The Chancellor has effectively torn up his original proposal to introduce a 45% top rate in 2011. Instead the top rate will be introduced a year earlier, on 6 April 2010 and the increase over the existing top rate will be doubled as the new rate will be 50%. This also affects the rate of tax on dividends and the Tax Rate on Trusts.
Baker Tilly analysis
The Chancellor has recognised the need to start repaying the cost of his economic stimulus package sooner and to collect more tax to reduce the debts he is incurring more quickly.
This is consistent with his acknowledgement that the recession will be more severe than he estimated in the Pre-Budget Report in November 2008.
In detail
The threshold for the new top rate remains £150,000, as originally proposed, but increasing the rate and bringing the measure forward to 2010/11 will have a significant effect on the Government’s cash flow. It will boost tax receipts due on 31 January 2012 when the balancing payments for 2010/11 and the first payments on account for 2011/12 will be due.
The Tax Rate on Trusts will not have a £150,000 threshold: the rate applies to all trust income above £1,000 for a single trust or a series of connected trusts.
The top dividend tax rate will be 42.5% and it must be remembered that dividends are grossed up by a 10% non-repayable tax credit, so that a net dividend of £100 represents taxable income of £111.

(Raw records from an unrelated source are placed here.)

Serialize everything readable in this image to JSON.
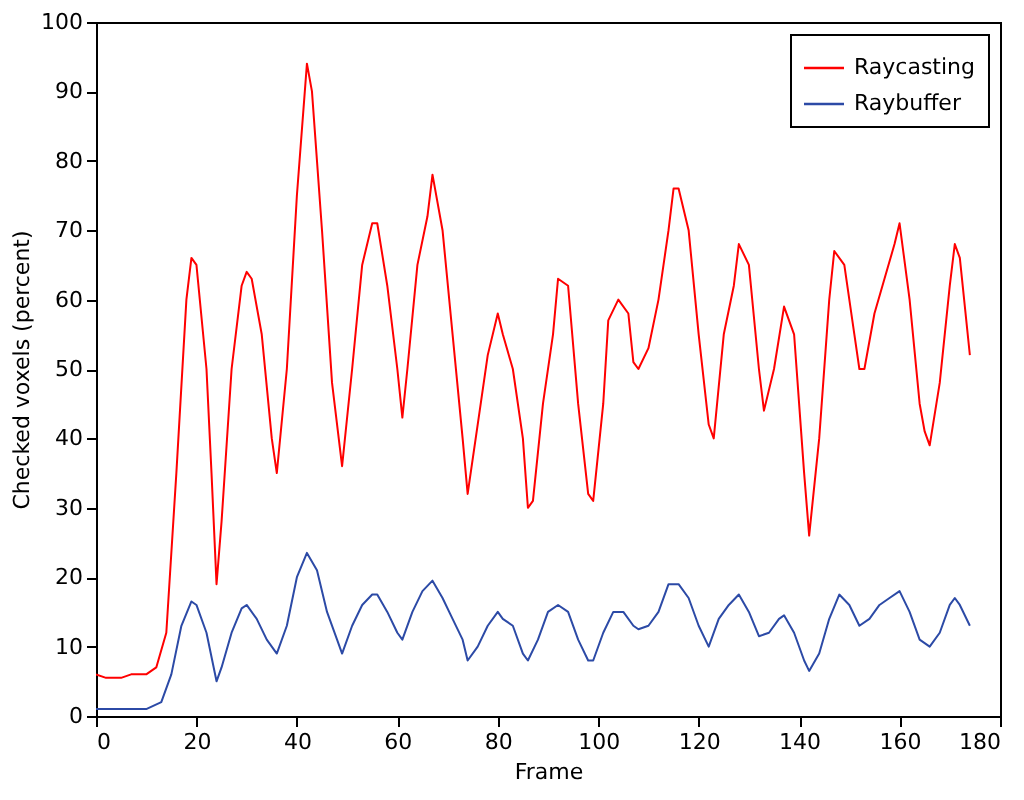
{
  "chart_data": {
    "type": "line",
    "xlabel": "Frame",
    "ylabel": "Checked voxels (percent)",
    "xlim": [
      0,
      180
    ],
    "xticks": [
      0,
      20,
      40,
      60,
      80,
      100,
      120,
      140,
      160,
      180
    ],
    "ylim": [
      0,
      100
    ],
    "yticks": [
      0,
      10,
      20,
      30,
      40,
      50,
      60,
      70,
      80,
      90,
      100
    ],
    "grid": false,
    "legend": "top right",
    "marker": "none",
    "line_style": "solid",
    "series": [
      {
        "name": "Raycasting",
        "color": "#ff0000",
        "x": [
          0,
          2,
          5,
          7,
          10,
          12,
          14,
          16,
          18,
          19,
          20,
          22,
          23,
          24,
          25,
          27,
          29,
          30,
          31,
          33,
          35,
          36,
          38,
          40,
          42,
          43,
          45,
          47,
          49,
          51,
          53,
          55,
          56,
          58,
          60,
          61,
          62,
          64,
          66,
          67,
          69,
          71,
          73,
          74,
          76,
          78,
          80,
          81,
          83,
          85,
          86,
          87,
          89,
          91,
          92,
          94,
          96,
          98,
          99,
          101,
          102,
          104,
          106,
          107,
          108,
          110,
          112,
          114,
          115,
          116,
          118,
          120,
          122,
          123,
          125,
          127,
          128,
          130,
          132,
          133,
          135,
          137,
          139,
          141,
          142,
          144,
          146,
          147,
          149,
          151,
          152,
          153,
          155,
          157,
          159,
          160,
          162,
          164,
          165,
          166,
          168,
          170,
          171,
          172,
          174
        ],
        "values": [
          6,
          5.5,
          5.5,
          6,
          6,
          7,
          12,
          35,
          60,
          66,
          65,
          50,
          35,
          19,
          28,
          50,
          62,
          64,
          63,
          55,
          40,
          35,
          50,
          75,
          94,
          90,
          70,
          48,
          36,
          50,
          65,
          71,
          71,
          62,
          50,
          43,
          50,
          65,
          72,
          78,
          70,
          55,
          40,
          32,
          42,
          52,
          58,
          55,
          50,
          40,
          30,
          31,
          45,
          55,
          63,
          62,
          45,
          32,
          31,
          45,
          57,
          60,
          58,
          51,
          50,
          53,
          60,
          70,
          76,
          76,
          70,
          55,
          42,
          40,
          55,
          62,
          68,
          65,
          50,
          44,
          50,
          59,
          55,
          35,
          26,
          40,
          60,
          67,
          65,
          55,
          50,
          50,
          58,
          63,
          68,
          71,
          60,
          45,
          41,
          39,
          48,
          62,
          68,
          66,
          52
        ]
      },
      {
        "name": "Raybuffer",
        "color": "#2c4aa6",
        "x": [
          0,
          10,
          13,
          15,
          17,
          19,
          20,
          22,
          24,
          25,
          27,
          29,
          30,
          32,
          34,
          36,
          38,
          40,
          42,
          44,
          46,
          48,
          49,
          51,
          53,
          55,
          56,
          58,
          60,
          61,
          63,
          65,
          67,
          69,
          71,
          73,
          74,
          76,
          78,
          80,
          81,
          83,
          85,
          86,
          88,
          90,
          92,
          94,
          96,
          98,
          99,
          101,
          103,
          105,
          107,
          108,
          110,
          112,
          114,
          116,
          118,
          120,
          122,
          124,
          126,
          128,
          130,
          132,
          134,
          136,
          137,
          139,
          141,
          142,
          144,
          146,
          148,
          150,
          152,
          154,
          156,
          158,
          160,
          162,
          164,
          166,
          168,
          170,
          171,
          172,
          174
        ],
        "values": [
          1,
          1,
          2,
          6,
          13,
          16.5,
          16,
          12,
          5,
          7,
          12,
          15.5,
          16,
          14,
          11,
          9,
          13,
          20,
          23.5,
          21,
          15,
          11,
          9,
          13,
          16,
          17.5,
          17.5,
          15,
          12,
          11,
          15,
          18,
          19.5,
          17,
          14,
          11,
          8,
          10,
          13,
          15,
          14,
          13,
          9,
          8,
          11,
          15,
          16,
          15,
          11,
          8,
          8,
          12,
          15,
          15,
          13,
          12.5,
          13,
          15,
          19,
          19,
          17,
          13,
          10,
          14,
          16,
          17.5,
          15,
          11.5,
          12,
          14,
          14.5,
          12,
          8,
          6.5,
          9,
          14,
          17.5,
          16,
          13,
          14,
          16,
          17,
          18,
          15,
          11,
          10,
          12,
          16,
          17,
          16,
          13
        ]
      }
    ]
  }
}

The current effective amount of higher rate tax payable on dividends works out at 25% of the dividend received: from 6 April 2010 the new effective top rate will be 36.11%.
This rate will also impact heavily on contributors to pension schemes who are to lose the benefit of higher rate tax relief on contributions as well as leading to increases in the rates of tax charged on withdrawals from pension schemes.